На границе осени и зимы я сама застряла в каком-то нескончаемом межсезонье между прежней жизнью и той, перемены в которой я никак не могла осознать.
– Вы выглядите невеселой. Что-то не так? Может, вам все же нужна поддержка психолога?
– Пустяки. Просто переживаю о детях.
– Что о них переживать? Хорошие взрослые парни. Думайте лучше о себе, о том, как выздоровеете, что сделаете первым делом, когда поправите здоровье, – усмехнулся Кирилл Семенович. То, что он работал со мной – стало моей небольшой победой. Я буквально выгрызла эту возможность. Выходить из дома. Пусть даже в больницу. Общаться с кем-то еще. Да что там. С тем, с кем Вахид не хотел, чтобы я общалась. Нудя о том, какие у Кирилла золотые руки, я ведь на самом деле не верила, что Байсаров проникнется и уступит. Он же и тут умудрился меня удивить. Ничего не говоря, никак не выказав своего недовольства… Может быть, порядком устав от необходимости со мной возиться?
– Что сделаю первым делом? – я повторила вопрос Кирилла, старательно разрабатывая пальцы на левой руке. Движения были неловкими, но прогресс уже чувствовался. – Наверное, выйду в парк. Без сопровождающих. Сама. И сяду на самую дальнюю скамейку.
– Рискованно, – усмехнулся он, не отрываясь от моего плеча, которое мял с такой точностью, будто знал, где именно прячется моя боль. – А что там, на этой скамейке?
– Свобода, – ответила я едва слышно. – Покой. Никто не толкает, не торопит, не дышит в затылок. Можно просто сидеть. И быть ничьей.
Засмущавшись собственной откровенности, я замолчала.
– Не напрягайтесь.
Усилием воли я заставила себе расслабиться, чтобы не усложнять работу врачу.
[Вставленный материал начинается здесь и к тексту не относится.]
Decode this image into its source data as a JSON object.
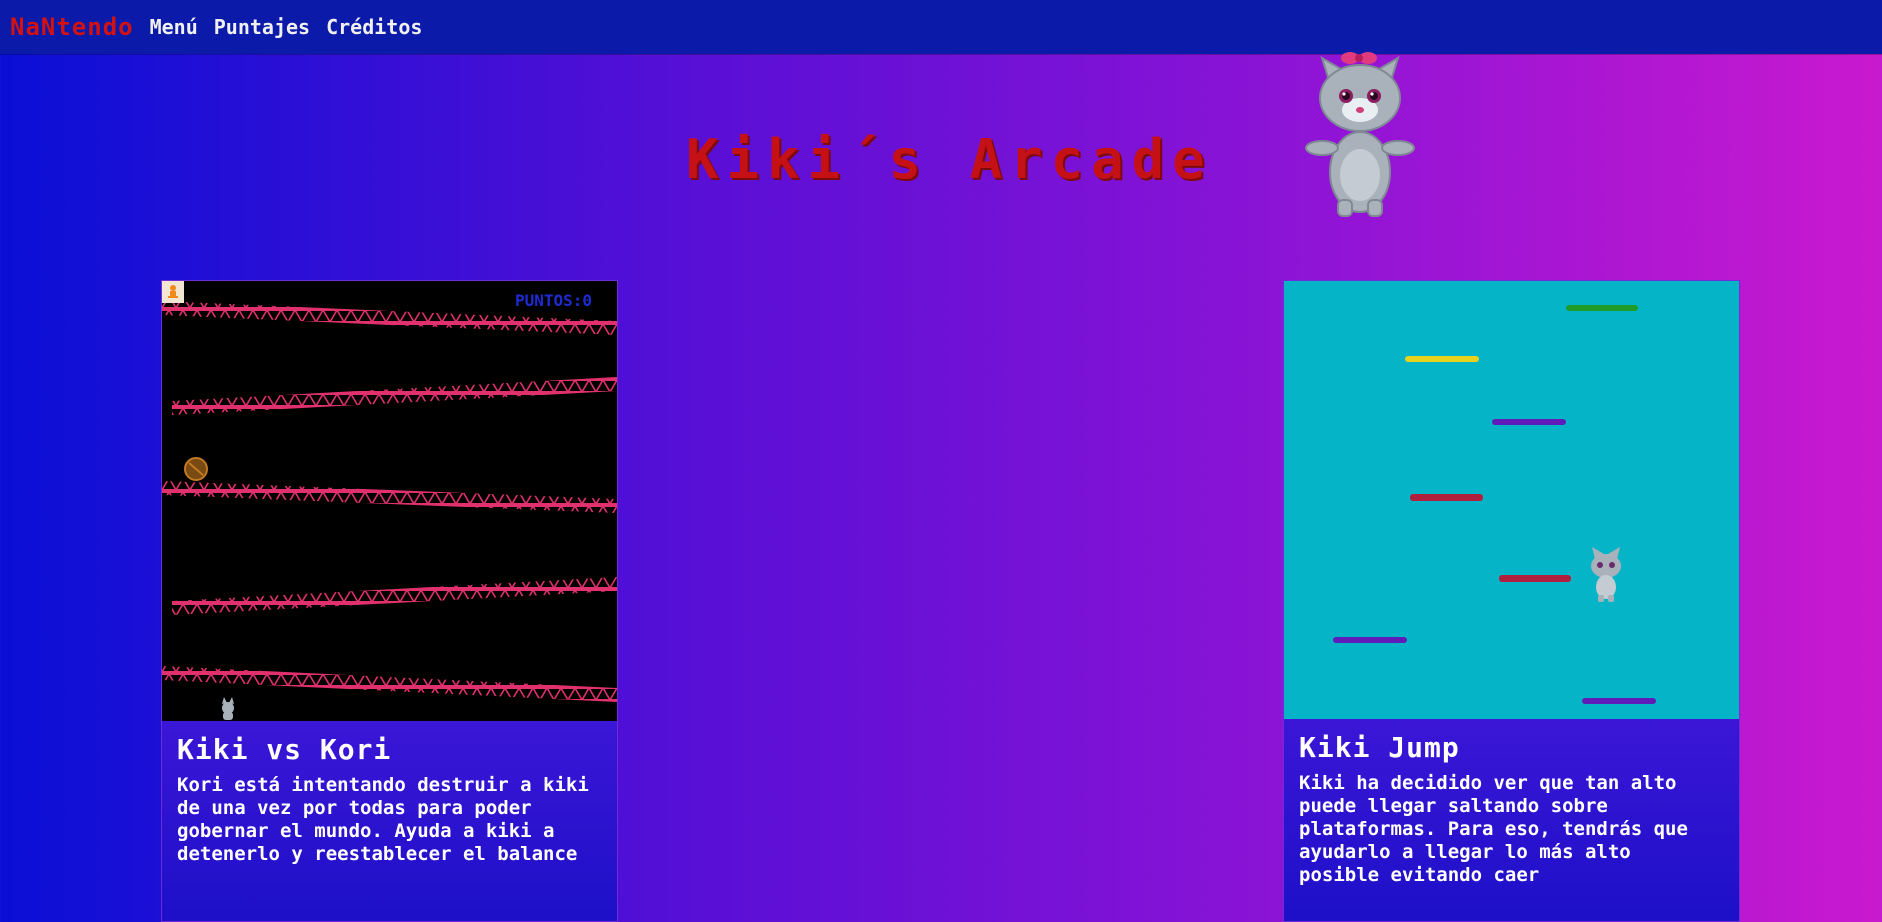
{
  "nav": {
    "brand": "NaNtendo",
    "links": [
      "Menú",
      "Puntajes",
      "Créditos"
    ]
  },
  "header": {
    "title": "Kiki´s Arcade"
  },
  "games": [
    {
      "title": "Kiki vs Kori",
      "description": "Kori está intentando destruir a kiki de una vez por todas para poder gobernar el mundo. Ayuda a kiki a detenerlo y reestablecer el balance",
      "score_label": "PUNTOS:0"
    },
    {
      "title": "Kiki Jump",
      "description": "Kiki ha decidido ver que tan alto puede llegar saltando sobre plataformas. Para eso, tendrás que ayudarlo a llegar lo más alto posible evitando caer"
    }
  ],
  "colors": {
    "navbar": "#0b1aa8",
    "brand": "#d21212",
    "title": "#c51016",
    "girder": "#e0306e",
    "jump_bg": "#05b4c6"
  },
  "icons": [
    "cat-mascot-icon",
    "barrel-icon",
    "player-icon",
    "kiki-player-icon"
  ]
}
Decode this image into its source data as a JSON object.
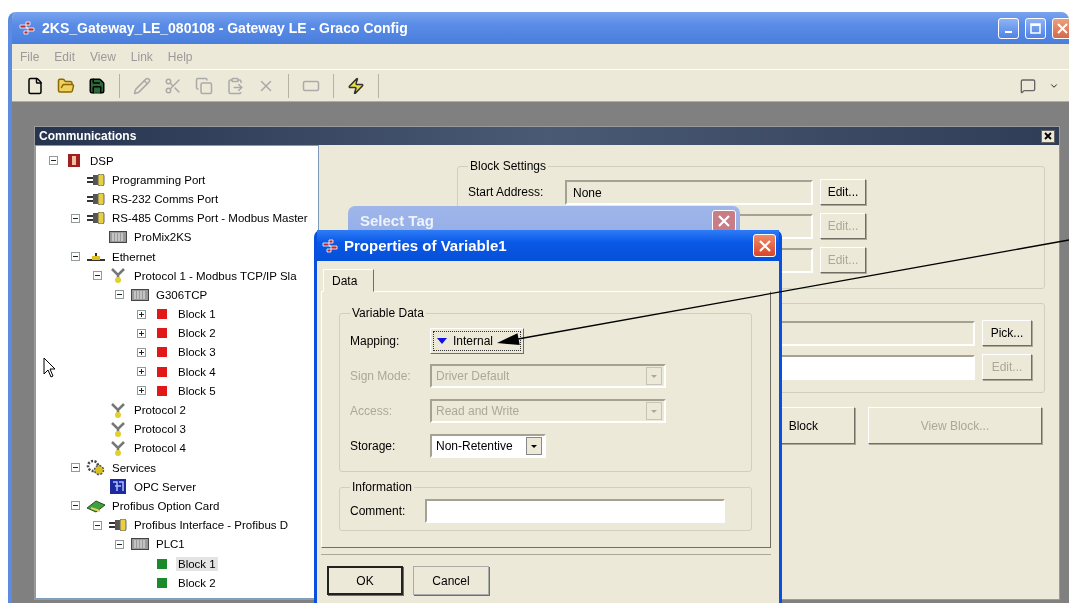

Его ладони двинулись вверх по спине. Деликатные, но сильные руки размяли скованные напряжением мышцы.
Мы закончили, я как раз одевалась, когда дверь в кабинет распахнулась. Инстинктивно прижав кофточку к голой груди, я обернулась и наткнулась на ледяной взгляд бывшего мужа. Он-то что тут забыл?! Ответить мне Байсаров не посчитал нужным. Хлопнула дверь… А показалось, будто настежь распахнулось окно в наше с ним прошлое.
– Возможно, ваш муж хотел бы присутствовать?
– Где?
– На наших сеансах. Я же понимаю некоторые… эм… культурные особенности, – замялся Кирилл Семенович.
– Мы в разводе. Его не касается моя жизнь.
Не знаю, кого я пыталась в том убедить, если перекошенное лицо Вахида свидетельствовало об обратном. Уж не саму ли себя?
От волнения мои пальцы окончательно перестали слушаться. Кирилл Семенович приблизился, чтобы помочь мне с кофтой. Его движения были деликатными и профессиональными. В них не было ничего личного. Но мои щеки все равно обжег румянец, и я запуталась в рукавах, жалея, что не догадалась позвать сиделку.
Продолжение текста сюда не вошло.